Certification Problem

Input (TPDB TRS_Standard/AProVE_04/rta3)

The rewrite relation of the following TRS is considered.

ack(0,y)	→	s(y)	(1)
ack(s(x),0)	→	ack(x,s(0))	(2)
ack(s(x),s(y))	→	ack(x,ack(s(x),y))	(3)
f(s(x),y)	→	f(x,s(x))	(4)
f(x,s(y))	→	f(y,x)	(5)
f(x,y)	→	ack(x,y)	(6)
ack(s(x),y)	→	f(x,x)	(7)

Property / Task

Prove or disprove termination.

Answer / Result

Yes.

Proof (by NaTT @ termCOMP 2023)

1 Dependency Pair Transformation

The following set of initial dependency pairs has been identified.

f^#(x,y)	→	ack^#(x,y)	(8)
ack^#(s(x),s(y))	→	ack^#(s(x),y)	(9)
f^#(s(x),y)	→	f^#(x,s(x))	(10)
ack^#(s(x),s(y))	→	ack^#(x,ack(s(x),y))	(11)
ack^#(s(x),y)	→	f^#(x,x)	(12)
ack^#(s(x),0)	→	ack^#(x,s(0))	(13)
f^#(x,s(y))	→	f^#(y,x)	(14)

1.1 Dependency Graph Processor

The dependency pairs are split into 1 component.
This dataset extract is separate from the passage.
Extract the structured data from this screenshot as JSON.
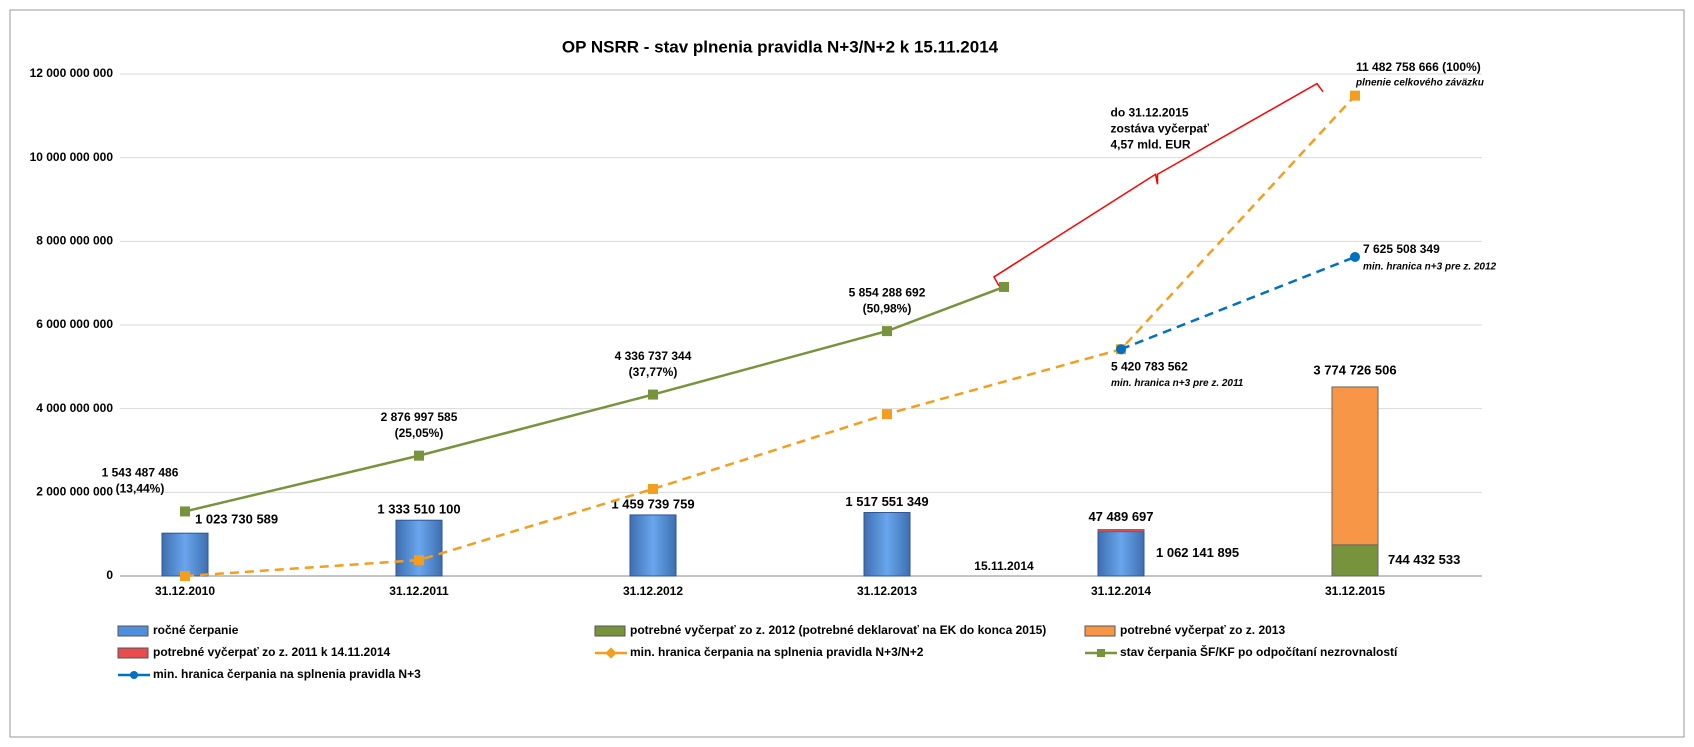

The 1^st component contains the pair

f^#(x,s(y))	→	f^#(y,x)	(14)
ack^#(s(x),0)	→	ack^#(x,s(0))	(13)
ack^#(s(x),y)	→	f^#(x,x)	(12)
ack^#(s(x),s(y))	→	ack^#(s(x),y)	(9)
ack^#(s(x),s(y))	→	ack^#(x,ack(s(x),y))	(11)
f^#(s(x),y)	→	f^#(x,s(x))	(10)
f^#(x,y)	→	ack^#(x,y)	(8)

1.1.1 Reduction Pair Processor with Usable Rules

Using the Max-polynomial interpretation

[s(x₁)]	=	x₁ + 2
[ack(x₁, x₂)]	=	max(0)
[f(x₁, x₂)]	=	max(x₁ + 1, 0)
[0]	=	14235
[f^#(x₁, x₂)]	=	max(x₁ + 8857, x₂ + 8856, 0)
[ack^#(x₁, x₂)]	=	max(x₁ + 8857, 0)

having no usable rules (w.r.t. the implicit argument filter of the reduction pair), the pairs

f^#(x,s(y))	→	f^#(y,x)	(14)
ack^#(s(x),0)	→	ack^#(x,s(0))	(13)
ack^#(s(x),y)	→	f^#(x,x)	(12)
ack^#(s(x),s(y))	→	ack^#(x,ack(s(x),y))	(11)
f^#(s(x),y)	→	f^#(x,s(x))	(10)

could be deleted.

1.1.1.1 Dependency Graph Processor

The dependency pairs are split into 1 component.

The 1^st component contains the pair

ack^#(s(x),s(y))

→

ack^#(s(x),y)

(9)

1.1.1.1.1 Reduction Pair Processor with Usable Rules

Using the argument filter

in combination with the following Weighted Path Order with the following precedence and status

prec(s)	=	0		status(s)	=	[1]		list-extension(s)	=	Lex
prec(ack)	=	0		status(ack)	=	[1, 2]		list-extension(ack)	=	Lex
prec(f)	=	0		status(f)	=	[1, 2]		list-extension(f)	=	Lex
prec(0)	=	0		status(0)	=	[]		list-extension(0)	=	Lex
prec(f^#)	=	0		status(f^#)	=	[1, 2]		list-extension(f^#)	=	Lex
prec(ack^#)	=	0		status(ack^#)	=	[1, 2]		list-extension(ack^#)	=	Lex

and the following Max-polynomial interpretation

[s(x₁)]	=	x₁ + 0
[ack(x₁, x₂)]	=	max(x₁ + 0, x₂ + 0, 0)
[f(x₁, x₂)]	=	max(x₁ + 0, x₂ + 0, 0)
[0]	=	0
[f^#(x₁, x₂)]	=	max(x₁ + 0, x₂ + 0, 0)
[ack^#(x₁, x₂)]	=	max(x₁ + 0, x₂ + 0, 0)

having no usable rules (w.r.t. the implicit argument filter of the reduction pair), the pair

ack^#(s(x),s(y))

→

ack^#(s(x),y)

(9)

could be deleted.

1.1.1.1.1.1 Dependency Graph Processor

The dependency pairs are split into 0 components.